Witam wszystkich.Mam pewien problem.Jakis czas temu kolezanka poprosila mnie zebym ja odebral z lotniska.Lotniski jest jakies 300 km od mojego domu wiec przed trasa jak "stary kierowca" sprawdzilem cale auto gdyz bbyla to moja pierwsza dluga trasa(prawko i Alfeczke mam od wrzesnia).Wszystko bylo git.No wlasnie bylo.
Podczas trasy zlapal mnie potworny deszcz i w pewnej chwili wycieraczki przestaly dzialac.stanelem na parkingu i sprawdzilem bezpiecznik.Byl zjarany.Zamontowalem nowy i sprawdzilem wycieraczki.W momecie ich wlaczenia bezpiecznik znowu sie zjaral i dwa nastepne tez.

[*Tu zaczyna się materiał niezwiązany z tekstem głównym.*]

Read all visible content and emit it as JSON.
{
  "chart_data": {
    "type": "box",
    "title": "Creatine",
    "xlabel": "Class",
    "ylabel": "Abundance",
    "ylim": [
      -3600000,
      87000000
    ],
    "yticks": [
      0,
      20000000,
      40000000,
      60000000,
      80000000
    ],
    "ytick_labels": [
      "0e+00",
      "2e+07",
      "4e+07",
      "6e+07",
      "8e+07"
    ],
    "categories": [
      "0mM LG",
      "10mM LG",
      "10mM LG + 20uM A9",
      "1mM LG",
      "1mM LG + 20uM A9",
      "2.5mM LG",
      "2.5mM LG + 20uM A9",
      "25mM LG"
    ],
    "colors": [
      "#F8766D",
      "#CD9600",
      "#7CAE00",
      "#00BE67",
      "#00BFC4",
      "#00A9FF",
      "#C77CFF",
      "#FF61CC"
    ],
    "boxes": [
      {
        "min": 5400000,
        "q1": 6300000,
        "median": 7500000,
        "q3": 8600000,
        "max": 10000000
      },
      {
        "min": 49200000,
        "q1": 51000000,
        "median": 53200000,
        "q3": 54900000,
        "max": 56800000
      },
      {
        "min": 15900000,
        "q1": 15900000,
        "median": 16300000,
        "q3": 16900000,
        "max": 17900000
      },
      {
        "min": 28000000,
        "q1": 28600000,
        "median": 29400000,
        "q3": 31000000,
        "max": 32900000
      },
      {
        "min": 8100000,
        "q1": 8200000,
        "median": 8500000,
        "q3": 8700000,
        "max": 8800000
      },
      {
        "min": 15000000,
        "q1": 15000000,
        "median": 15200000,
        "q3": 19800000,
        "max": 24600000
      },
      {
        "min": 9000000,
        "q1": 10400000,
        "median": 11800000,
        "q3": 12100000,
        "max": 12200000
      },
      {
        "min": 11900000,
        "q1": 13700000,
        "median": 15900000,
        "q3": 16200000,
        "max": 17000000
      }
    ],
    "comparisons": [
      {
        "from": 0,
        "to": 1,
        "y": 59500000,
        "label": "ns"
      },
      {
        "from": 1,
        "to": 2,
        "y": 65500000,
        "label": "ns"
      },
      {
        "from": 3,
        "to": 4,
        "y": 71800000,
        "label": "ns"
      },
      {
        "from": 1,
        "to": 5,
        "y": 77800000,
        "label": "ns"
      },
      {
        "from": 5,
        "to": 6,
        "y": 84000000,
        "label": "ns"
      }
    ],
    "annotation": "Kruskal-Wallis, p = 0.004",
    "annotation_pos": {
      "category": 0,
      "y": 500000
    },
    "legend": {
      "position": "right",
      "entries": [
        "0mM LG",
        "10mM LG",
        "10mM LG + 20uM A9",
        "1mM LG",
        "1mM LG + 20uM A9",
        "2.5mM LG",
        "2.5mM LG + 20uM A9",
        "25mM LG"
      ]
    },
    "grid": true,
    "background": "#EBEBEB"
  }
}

Po okolo 30 min zamontowalem kolejny i juz bylo dobrze ale nie do konca.Wycieraczki dzialaja ale nie mam 1 biegu czasowego i jak chce spryskac szybe to spryskiwacze dzialaja ale wycieracczki musze sam wlaczyc.Moze to jakis przekaznik albo inne diabelstwo.Nie wiem o co chodzi.Moze ktos z was mial podobny problem.Prosze o pomoc.